阪神大震災の時の事を思い出しました。
当時は大津に住んでいました。地震で揺れたとき、数分間停電したことと、あまりにも揺れたので「大津が震源だ」と思っていました。その後、電気が復旧してテレビを見て大ショックを受けました。阪神高速が倒れるなんで、怪獣に踏まれた・・みたいな事があるのか・・・・、と思いました。
翌日、バイク2台で、神戸に住んでいる親戚のために水などを積んで運ぶことにしました。倒れた阪神高速の下の道(国道43号線)をまっすぐ神戸に向かって走りました。バイクですから比較的普通に進みましたが、車は渋滞して動きません。

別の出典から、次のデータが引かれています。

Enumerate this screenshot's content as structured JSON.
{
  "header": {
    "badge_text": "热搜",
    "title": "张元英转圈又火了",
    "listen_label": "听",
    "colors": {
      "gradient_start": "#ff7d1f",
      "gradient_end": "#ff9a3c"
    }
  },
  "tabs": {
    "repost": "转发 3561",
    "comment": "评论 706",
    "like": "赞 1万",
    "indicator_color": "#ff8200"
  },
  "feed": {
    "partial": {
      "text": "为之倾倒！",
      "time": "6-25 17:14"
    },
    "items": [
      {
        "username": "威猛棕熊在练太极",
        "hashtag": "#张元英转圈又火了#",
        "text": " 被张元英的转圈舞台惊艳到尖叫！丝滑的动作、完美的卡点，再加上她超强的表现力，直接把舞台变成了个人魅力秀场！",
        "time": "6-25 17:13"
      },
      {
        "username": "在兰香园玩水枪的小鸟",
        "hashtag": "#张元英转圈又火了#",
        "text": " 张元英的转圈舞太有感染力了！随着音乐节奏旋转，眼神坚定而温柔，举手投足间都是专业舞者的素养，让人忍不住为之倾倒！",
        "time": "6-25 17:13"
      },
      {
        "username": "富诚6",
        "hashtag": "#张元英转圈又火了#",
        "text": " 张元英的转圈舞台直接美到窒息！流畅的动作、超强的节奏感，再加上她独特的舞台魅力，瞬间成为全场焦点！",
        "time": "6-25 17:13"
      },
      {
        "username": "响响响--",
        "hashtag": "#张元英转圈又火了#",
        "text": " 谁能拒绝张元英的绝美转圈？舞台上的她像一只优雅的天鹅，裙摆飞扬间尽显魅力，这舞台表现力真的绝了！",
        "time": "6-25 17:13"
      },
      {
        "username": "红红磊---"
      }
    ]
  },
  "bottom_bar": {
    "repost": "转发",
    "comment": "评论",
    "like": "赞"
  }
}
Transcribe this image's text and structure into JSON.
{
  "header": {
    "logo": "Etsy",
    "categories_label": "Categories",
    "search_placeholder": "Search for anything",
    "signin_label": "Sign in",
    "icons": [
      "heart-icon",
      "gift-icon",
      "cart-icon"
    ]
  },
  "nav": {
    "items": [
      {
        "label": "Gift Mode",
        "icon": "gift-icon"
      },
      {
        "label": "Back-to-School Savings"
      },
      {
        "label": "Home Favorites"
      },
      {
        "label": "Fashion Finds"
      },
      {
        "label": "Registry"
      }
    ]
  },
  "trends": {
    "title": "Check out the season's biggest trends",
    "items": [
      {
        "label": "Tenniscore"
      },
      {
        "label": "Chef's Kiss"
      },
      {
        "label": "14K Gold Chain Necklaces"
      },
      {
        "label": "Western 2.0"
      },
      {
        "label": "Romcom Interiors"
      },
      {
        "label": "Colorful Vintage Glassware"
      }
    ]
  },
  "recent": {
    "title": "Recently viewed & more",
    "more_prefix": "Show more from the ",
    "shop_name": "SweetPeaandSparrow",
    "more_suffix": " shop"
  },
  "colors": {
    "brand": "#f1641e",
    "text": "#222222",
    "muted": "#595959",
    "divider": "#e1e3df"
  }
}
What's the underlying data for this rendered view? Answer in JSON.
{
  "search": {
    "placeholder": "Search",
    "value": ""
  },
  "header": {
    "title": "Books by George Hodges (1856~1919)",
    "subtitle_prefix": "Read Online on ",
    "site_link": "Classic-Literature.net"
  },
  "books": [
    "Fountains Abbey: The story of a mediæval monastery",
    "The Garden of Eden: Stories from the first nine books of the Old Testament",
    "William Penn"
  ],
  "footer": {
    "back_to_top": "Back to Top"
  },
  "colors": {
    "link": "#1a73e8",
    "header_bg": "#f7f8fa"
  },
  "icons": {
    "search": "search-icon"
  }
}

その横の歩道を黙々と歩く人が沢山いました。みんな黙っていました。
笑顔なんか絶対ありません。
倒壊した家、ひび割れた道路・・・言葉を発する事ができない光景が目の前にありますから。
そんな中、三宮まであと10キロくらいの場所で「コーヒーあります」という手書きの看板がありました。
「まさか?」と思いましたが、崩れかかった喫茶店が営業しているようです。
がれきの山の中の喫茶店・・・。
1月で非常に寒かったので、お店に入ってみました。「トーストと珈琲しかありません」という意味の張り紙が貼ってあったような気がします。何人かの人が黙ってコーヒーを飲んでしました。
友人と2人で黙ってトーストとコーヒーをいただいた後、お金を払おうとしましたが、受け取っていただけませんでした・・・・。
震災翌日になぜ喫茶店を開店させたのか?マスターのお心はわかりませんが、暗澹たる気持ちで走っていた私たちは、おおきな希望の光をみたような気がしました。
マスターの心の中では復興が始まっていたのかもしれません。強いですね。
「飲食店は何のためにあるのか」を強く意識しました。
昨日は3・11でしたし、最近のテレビでは戦争でがれきの山になった街で呆然とする人の映像をよく見ます。ほんとうに胸が張り裂けそうな気持になります。
この侵攻がどんな終わり方をするのか、わかりませんが、心の中ではもう復興が始まっている人もいるかもしれません。